I pull my side of the pulley, using my body as a counterweight or a pendulum. A cautions me ‘steady’ but the contraption is too heavy. I dangle, hoist myself, pull down. The slide bucks and rises another layer, catching on the scaffold. Mum pulls it back – a foot, another few inches – A and I pull and it rises. I hold it in place on my side, Mum holds the other side in place while A climbs the scaffold, lifts the end of the slide and hooks it into place.

It has been an endeavour. But the winds are too high to leave it there, Mum and I maintain – we have tested the theory and it works. We can set it up again when we have a team. We take the slide back down.

On Friday, I return with A to rig up a web of ropes across the roof, which has no ridge piece and no structural integrity. It is hard to imagine that it is safer to place faith in these narrow cords than in this solid-looking construction. Yet on the other side of the roof is a hole where some tiles have fallen through – slim beams and tattered roofing felt are left exposed. The scaffolding has metal eyes screwed into the brick, which we use as fixtures for the ropes. I seem an improbable candidate to be throwing ropes, rigging pulleys, hoisting trolleys and sheets of sterling board for the roof part of the mission.
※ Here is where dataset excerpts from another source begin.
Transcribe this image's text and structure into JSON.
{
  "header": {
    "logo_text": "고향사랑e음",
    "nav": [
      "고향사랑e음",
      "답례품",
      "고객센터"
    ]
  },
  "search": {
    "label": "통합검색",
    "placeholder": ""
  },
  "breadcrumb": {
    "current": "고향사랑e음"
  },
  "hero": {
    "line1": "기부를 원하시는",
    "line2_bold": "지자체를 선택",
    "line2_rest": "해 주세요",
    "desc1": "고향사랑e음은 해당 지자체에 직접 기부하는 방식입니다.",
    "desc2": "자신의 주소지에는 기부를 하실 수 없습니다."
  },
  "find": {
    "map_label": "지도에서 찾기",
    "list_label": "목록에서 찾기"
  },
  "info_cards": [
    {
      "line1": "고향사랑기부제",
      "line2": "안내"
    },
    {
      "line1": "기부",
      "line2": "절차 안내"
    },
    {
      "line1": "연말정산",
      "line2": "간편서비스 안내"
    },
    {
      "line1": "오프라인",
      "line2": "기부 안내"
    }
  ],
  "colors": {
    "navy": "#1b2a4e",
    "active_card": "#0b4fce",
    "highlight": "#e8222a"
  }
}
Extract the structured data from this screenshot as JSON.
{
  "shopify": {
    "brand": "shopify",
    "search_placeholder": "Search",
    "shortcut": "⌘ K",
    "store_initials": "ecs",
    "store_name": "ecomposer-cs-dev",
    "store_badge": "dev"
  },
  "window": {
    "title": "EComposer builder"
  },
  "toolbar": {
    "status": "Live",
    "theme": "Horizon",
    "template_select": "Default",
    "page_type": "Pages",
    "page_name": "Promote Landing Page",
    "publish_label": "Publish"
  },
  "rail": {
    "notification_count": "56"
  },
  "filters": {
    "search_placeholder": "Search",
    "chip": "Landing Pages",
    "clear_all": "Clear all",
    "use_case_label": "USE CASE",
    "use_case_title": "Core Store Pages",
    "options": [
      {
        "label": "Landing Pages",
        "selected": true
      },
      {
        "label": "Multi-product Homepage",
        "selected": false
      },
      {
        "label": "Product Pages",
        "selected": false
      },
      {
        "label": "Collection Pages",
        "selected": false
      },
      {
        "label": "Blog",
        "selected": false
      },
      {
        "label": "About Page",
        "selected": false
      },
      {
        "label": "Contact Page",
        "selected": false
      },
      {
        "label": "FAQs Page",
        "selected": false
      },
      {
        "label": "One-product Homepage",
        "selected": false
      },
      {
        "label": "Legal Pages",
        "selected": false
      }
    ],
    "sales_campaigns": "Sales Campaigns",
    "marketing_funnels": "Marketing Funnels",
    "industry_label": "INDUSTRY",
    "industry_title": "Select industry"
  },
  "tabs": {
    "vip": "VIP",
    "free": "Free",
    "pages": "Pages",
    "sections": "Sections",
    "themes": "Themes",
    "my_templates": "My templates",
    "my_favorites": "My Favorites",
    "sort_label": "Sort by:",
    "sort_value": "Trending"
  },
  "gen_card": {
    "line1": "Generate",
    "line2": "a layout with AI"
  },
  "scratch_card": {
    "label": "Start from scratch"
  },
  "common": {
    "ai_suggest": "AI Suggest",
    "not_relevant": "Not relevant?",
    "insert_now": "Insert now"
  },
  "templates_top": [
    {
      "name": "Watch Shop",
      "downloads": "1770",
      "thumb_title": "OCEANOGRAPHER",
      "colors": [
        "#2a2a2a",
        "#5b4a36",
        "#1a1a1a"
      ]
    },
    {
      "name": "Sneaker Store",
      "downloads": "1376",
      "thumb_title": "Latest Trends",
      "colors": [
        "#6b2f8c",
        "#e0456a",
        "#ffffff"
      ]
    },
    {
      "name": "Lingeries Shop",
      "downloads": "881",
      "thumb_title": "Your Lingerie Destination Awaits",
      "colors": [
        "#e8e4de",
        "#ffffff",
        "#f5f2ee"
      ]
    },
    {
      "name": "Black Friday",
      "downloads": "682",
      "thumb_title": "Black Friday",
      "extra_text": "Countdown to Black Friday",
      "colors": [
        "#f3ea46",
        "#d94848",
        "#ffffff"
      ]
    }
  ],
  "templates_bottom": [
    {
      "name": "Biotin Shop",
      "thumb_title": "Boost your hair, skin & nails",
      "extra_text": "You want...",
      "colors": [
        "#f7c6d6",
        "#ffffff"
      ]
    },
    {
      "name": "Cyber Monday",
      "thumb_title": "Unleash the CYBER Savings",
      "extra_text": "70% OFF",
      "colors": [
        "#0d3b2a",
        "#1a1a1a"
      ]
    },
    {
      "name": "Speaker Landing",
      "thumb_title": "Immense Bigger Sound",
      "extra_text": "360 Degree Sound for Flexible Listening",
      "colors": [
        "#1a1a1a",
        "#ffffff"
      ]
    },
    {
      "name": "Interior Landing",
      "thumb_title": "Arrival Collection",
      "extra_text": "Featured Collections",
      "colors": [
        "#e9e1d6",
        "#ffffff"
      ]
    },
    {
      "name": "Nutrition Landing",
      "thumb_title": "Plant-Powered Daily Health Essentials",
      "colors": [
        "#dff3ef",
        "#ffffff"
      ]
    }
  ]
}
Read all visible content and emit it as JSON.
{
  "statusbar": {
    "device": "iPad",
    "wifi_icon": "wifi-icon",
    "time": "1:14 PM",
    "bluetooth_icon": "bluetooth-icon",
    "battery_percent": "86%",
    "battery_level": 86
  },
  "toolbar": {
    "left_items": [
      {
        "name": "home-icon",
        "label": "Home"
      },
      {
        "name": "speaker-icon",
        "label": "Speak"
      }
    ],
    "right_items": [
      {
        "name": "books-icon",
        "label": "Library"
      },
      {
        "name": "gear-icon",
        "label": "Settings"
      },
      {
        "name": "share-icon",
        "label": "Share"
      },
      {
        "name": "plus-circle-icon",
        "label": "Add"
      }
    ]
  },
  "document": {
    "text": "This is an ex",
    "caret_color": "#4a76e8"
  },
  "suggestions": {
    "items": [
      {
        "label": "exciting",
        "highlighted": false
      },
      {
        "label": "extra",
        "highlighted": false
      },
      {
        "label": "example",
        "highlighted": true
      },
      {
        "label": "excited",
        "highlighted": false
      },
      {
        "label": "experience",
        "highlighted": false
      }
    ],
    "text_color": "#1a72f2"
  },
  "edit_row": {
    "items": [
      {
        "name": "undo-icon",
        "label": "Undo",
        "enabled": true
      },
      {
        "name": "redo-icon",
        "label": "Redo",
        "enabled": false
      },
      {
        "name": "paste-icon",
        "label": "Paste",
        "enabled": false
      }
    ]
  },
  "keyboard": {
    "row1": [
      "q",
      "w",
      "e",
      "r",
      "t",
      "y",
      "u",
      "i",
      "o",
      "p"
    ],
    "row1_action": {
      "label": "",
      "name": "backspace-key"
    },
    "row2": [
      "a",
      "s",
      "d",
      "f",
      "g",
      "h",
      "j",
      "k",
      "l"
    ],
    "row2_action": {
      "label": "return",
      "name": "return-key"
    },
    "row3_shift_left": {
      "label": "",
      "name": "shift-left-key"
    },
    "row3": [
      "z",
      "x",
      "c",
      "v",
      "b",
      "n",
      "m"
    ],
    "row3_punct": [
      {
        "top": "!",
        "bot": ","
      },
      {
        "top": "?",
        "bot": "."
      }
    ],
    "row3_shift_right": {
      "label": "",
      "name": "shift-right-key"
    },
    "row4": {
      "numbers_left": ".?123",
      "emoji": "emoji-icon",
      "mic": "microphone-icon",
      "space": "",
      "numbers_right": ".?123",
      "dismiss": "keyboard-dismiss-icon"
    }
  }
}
At the weekend, the family gather for a tile-removal reunion – from the Lake District, Glasgow, Kirkconnel. It strikes me that a surprising number of my family have their own hard hats and safety boots.

Away from Friday til Monday, I miss this part of the task – my return, after my driving lesson Monday afternoon, sees the roof almost bare, fringed with four layers of tiles that come down to the wall head. It has been a massive undertaking, and I feel some relief that I wasn’t there – not because of the work, but because I shudder at the thought of my family members cavalierly suspended, secured only by ropes, above the gulf. The building is vulnerable now, its fragile vertebrae and torn skin exposed. I guide the trailer back to where tiles are stacked neatly in orderly piles forty-high. It all looks very efficient.

I change from jeans and boots into work trousers and steel toe caps, fasten an orange hard hat and pull a garish yellow high-vis jacket over my plaid fleece. I am bulky, and grubby, and inelegant. The site owners’ long-haired cat flows down the steps, approaches me daintily as I reach out a hand, then walks deliberately past. I’m more of a dog person anyway.

With A, I load 400 tiles securely onto the 16 foot flat bed trailer, trying hard to bend with my knees and not my back. I imagine I resemble nothing so much as a high-vis frog to the boys armed with water pistols who are forbidden the scaffolding playground.

The tiles form a lattice, overlapping, then planks are put around the sides. Straps zig zag across the top, holding the tiles steady – fastened with ratchets or knotted with round turn and two half hitches (Mum tells me when I ask). This task complete, some hours later, we must just secure tiles askew on the scaffolding.

I bash my head with some force when scaling the ladder – my hard hat has limited my peripheral vision. I stifle a yelp and climb on with more caution. On the top platform, I steady leaning stacks of tiles on the scaffolding, scrape off the clinging moss and pluck nails from their corners. The tiles are destined for the roof of the old coach house in the back garden. I hope, but am not convinced, that putting them on will be easier than their removal has been. Wrestling a particularly stubborn nail from the corner of a tile, I add it to the nail bucket, where it plinks.

Driving home the CD skips – Dreamboats and Petticoats, catchy tunes and dubious gender politics. I see what might be a stoat running along the top of a fieldside wall and catch a glimpse of a barn owl. I yawn. Only 1400 tiles to go.